What's with Savin Rock? For nearly a century it was the brightest place on Long Island Sound. Savin Rock was West Haven's seaside amusement park — ‘Connecticut's Coney Island,’ the ‘playground of New England’ — a waterfront packed with wooden roller coasters, a carousel, a midway, and a long lighted pier reaching out over the water. In its early-1900s heyday they called it the ‘White City’ for the thousands of electric bulbs that turned night into day, and at its peak more than a million people a year came to ride, to stroll the boardwalk, and to eat fried clams by the Sound. The rides are gone now — the park closed in 1966 — but the boardwalk still runs, and the name still carries the whole summer with it.

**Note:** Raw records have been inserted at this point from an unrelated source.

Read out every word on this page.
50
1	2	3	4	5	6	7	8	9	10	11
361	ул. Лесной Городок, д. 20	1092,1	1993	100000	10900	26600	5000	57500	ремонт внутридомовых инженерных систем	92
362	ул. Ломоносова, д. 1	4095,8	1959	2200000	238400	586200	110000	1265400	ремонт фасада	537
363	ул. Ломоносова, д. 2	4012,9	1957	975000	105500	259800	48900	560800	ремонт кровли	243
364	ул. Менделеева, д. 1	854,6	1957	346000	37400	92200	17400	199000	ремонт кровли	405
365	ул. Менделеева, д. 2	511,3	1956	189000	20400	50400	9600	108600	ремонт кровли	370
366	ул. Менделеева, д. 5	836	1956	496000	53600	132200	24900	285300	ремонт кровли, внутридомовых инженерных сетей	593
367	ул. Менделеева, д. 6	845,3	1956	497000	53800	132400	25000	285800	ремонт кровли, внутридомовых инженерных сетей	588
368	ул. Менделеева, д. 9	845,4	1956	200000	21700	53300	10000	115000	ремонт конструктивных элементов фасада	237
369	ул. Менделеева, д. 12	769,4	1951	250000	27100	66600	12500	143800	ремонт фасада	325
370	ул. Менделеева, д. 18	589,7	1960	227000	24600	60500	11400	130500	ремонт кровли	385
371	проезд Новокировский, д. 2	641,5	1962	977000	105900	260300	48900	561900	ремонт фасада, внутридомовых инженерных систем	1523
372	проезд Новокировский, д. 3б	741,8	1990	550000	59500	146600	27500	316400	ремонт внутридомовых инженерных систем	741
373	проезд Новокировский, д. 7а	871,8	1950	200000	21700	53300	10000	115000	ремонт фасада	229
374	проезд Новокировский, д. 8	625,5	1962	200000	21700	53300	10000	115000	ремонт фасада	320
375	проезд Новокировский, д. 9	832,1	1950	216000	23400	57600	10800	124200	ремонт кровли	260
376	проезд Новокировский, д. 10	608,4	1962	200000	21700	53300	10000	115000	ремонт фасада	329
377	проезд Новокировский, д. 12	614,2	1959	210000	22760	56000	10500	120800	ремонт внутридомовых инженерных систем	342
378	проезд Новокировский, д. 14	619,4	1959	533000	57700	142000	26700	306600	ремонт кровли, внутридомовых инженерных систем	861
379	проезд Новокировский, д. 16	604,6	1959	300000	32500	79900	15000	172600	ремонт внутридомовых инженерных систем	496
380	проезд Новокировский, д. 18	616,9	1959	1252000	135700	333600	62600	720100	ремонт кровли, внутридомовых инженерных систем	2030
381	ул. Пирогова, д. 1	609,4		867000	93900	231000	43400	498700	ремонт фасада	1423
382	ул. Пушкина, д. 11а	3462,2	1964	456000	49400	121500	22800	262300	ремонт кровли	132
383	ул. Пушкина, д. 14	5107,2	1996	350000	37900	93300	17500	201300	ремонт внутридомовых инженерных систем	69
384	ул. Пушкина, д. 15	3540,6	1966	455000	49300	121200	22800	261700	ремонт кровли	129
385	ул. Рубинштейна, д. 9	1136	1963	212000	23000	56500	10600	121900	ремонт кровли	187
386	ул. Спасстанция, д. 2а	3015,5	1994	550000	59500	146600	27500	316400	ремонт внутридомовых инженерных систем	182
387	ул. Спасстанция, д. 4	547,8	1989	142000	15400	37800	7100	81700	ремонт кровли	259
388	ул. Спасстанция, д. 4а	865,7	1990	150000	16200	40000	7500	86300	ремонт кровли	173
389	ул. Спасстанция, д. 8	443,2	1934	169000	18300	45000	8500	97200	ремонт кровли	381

There is more to West Haven than the Rock. The old West Haven Green still anchors the town with its churches and Revolutionary monuments; nineteenth-century buckle shops and, later, the Armstrong Rubber works gave it an industrial backbone; and the University of New Haven — which sits, confusingly, in West Haven rather than New Haven — brings students to the western shore. The city keeps its own identity beside its larger neighbor: not New Haven, but the shore town just to its west, with the longer beach and the older memory of summer.
Why People Visit West Haven
West Haven appeals with simple shoreline beauty and strong local pride. Visitors pair long beach and boardwalk walks with small museums, the historic Green, and the nostalgia of Savin Rock. It is relaxed, local, and close to the water, with year-round appeal in its parks, paths, and public spaces. The vintage-summer feeling of the old amusement park is evergreen, and history and everyday shoreline life sit side by side in a welcoming way.